4 Septembre 2025
Je me penche vers mon smartphone, ouvre mon application « My coach » et enregistre mon message: « Je ne m’entends plus avec ma collègue Murielle, que dois-je faire ? ». Lola, ma coach virtuelle, me répond « peux-tu répéter la question ? ». Je suis dans les toilettes du bureau, je chuchote pour ne pas qu’on m’entende. Je viens de m’engueuler avec Murielle, je n’arrive plus à travailler avec elle. Lola, notant que je ne réagis pas et ayant eu le temps de re-scanner mon message audio, me lance « Y a-t-il un problème avec Murielle ? ». Merde, le son sorti du téléphone est beaucoup trop fort. Un « Chut! » s’échappe de mes lèvres paniquées. J’espère que personne n’a entendu. Je suis sur la cuvette des WC, les oreilles aux aguets. Je réalise que ce n’est ni le moment, ni l’endroit d’avoir cette conversation et range mon smartphone. Nous sommes le 4 septembre 2025.
L’intelligence artificielle et le coaching : débat d’aujourd’hui
Science-Fiction, dites-vous ? Peut être pas! Les applications, logiciels et autres chatbots utilisant l’intelligence artificielle se développent de plus en plus, offrant le « rêve » d’un coach de poche disponible à tout moment. Au-delà de ce que laisse entr’apercevoir Siri de ses futures capacités (voir l’article du Temps: Siri, prochain coach de vie), certaines startups développent précisément ce concept comme « Pocket Confidant ». J’ai voulu faire le test pour vous mais la version pour les particuliers n’est pas encore disponible. Encore un peu de développement en perspective semble-t-il.
La communauté des coachs en tout cas se pose des questions et lance de grands débats sur la question.
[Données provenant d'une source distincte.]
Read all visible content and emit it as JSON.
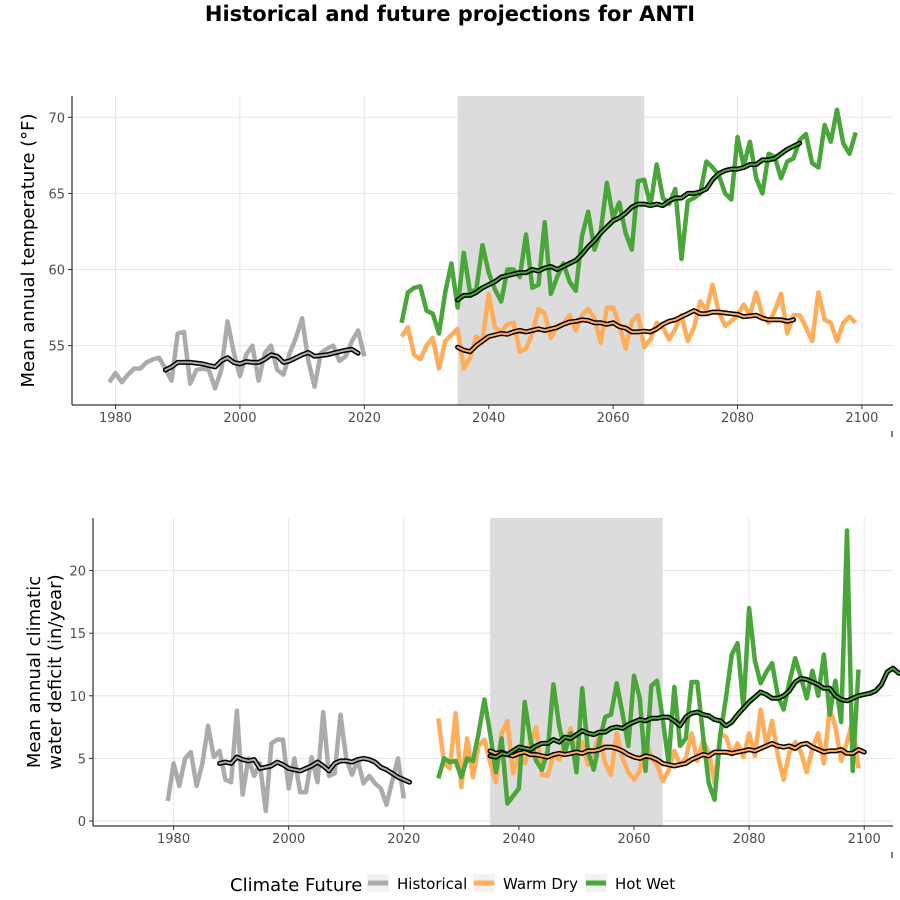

Comme on peut s’en douter des arguments « pour » et « contre » ont commencé à se faire entendre. Oui, un chatbot peut poser des questions pertinentes et sans biais. Non, il ne peut remplacer l’empathie qu’un humain peut offrir à un autre humain. Oui, l’intelligence artificielle peut être capable d’analyse technique fort utile, qu’un humain ne pourrait égaler. Par exemple, pour la prise de parole en public, que beaucoup de coachs travaillent avec leurs clients, l’intelligence artificielle pourrait être capable de décrypter une présentation dans le détail, en faire ressortir la structure, les tics de langage, le rythme, la puissance de la voix et donner des conseils avisés. Non, un tel logiciel ne pourra pas dire si ce speech l’a fait frissonner.
Comme dans beaucoup de cas concernant l’IA, elle est et deviendra un outil sûrement indispensable mais probablement complémentaire à d’autres approches où l’humain aura aussi un rôle à jouer.
Plaidoyer pour un art sensible
Ma préoccupation liée au développement de ces technologies vient de son décalage avec le niveau d’intégration du coaching dans nos entreprises. Le coaching, mené par de vrais coachs (humains), ne semble pas encore avoir pleinement pris sa place dans l’entreprise (surtout en Europe) que nous comptons déjà sur des robots pour faire le job dans le futur. Il ne faudrait pas que la technologie devienne la réponse « facile » à des questions auxquelles nous ne voudrions pas répondre aujourd’hui: Où trouver du soutien en entreprise ? Comment rester motiver dans le long terme ? Où puiser ses ressources pour performer sans se laisser engloutir par le stress?
Mettre un outil-robot dans les mains de ses collaborateurs pour qu’ils règlent leur problème dans leur (petit) coin, évaluer leur besoin de formation en analysant leur « data », répondre à des questions auxquelles leurs managers n’ont pas de temps à consacrer… pourraient nous faire passer à côté des choses simples et essentielles. Le besoin d’écoute, de reconnaissance, de discussions. Attention à la solution de facilité qui serait de recourir à de telles technologies sans se pencher sur le fond.
Petites divagations
J’avais envie de vous laisser avec quelques phrases qui illustrent mon expérience en tant que coach. Des phrases lancées par dessus bord qui témoignent combien le coaching est un art sensible et passionnant.
La discussion qui se développe comme une danse entre les deux interlocuteurs: on accélère, on ralentit, on fait un pas de côté, on recule sur un temps et on avance sur deux.
L’invitation à regarder plus loin au travers d’un silence respectueux.
Jauger du moment où l’on peut bousculer le coaché, le challenger, le déranger, être politiquement incorrect, le sortir de sa zone de confort.
Le rire du coaché face à une question qui le prend au dépourvu et qui ouvre une nouvelle perspective.
« C’est au contact d’autrui que l’homme apprend ce qu’il sait. » disait Euripide. Mon intuition me dit que c’est un peu moins le cas au contact d’un robot.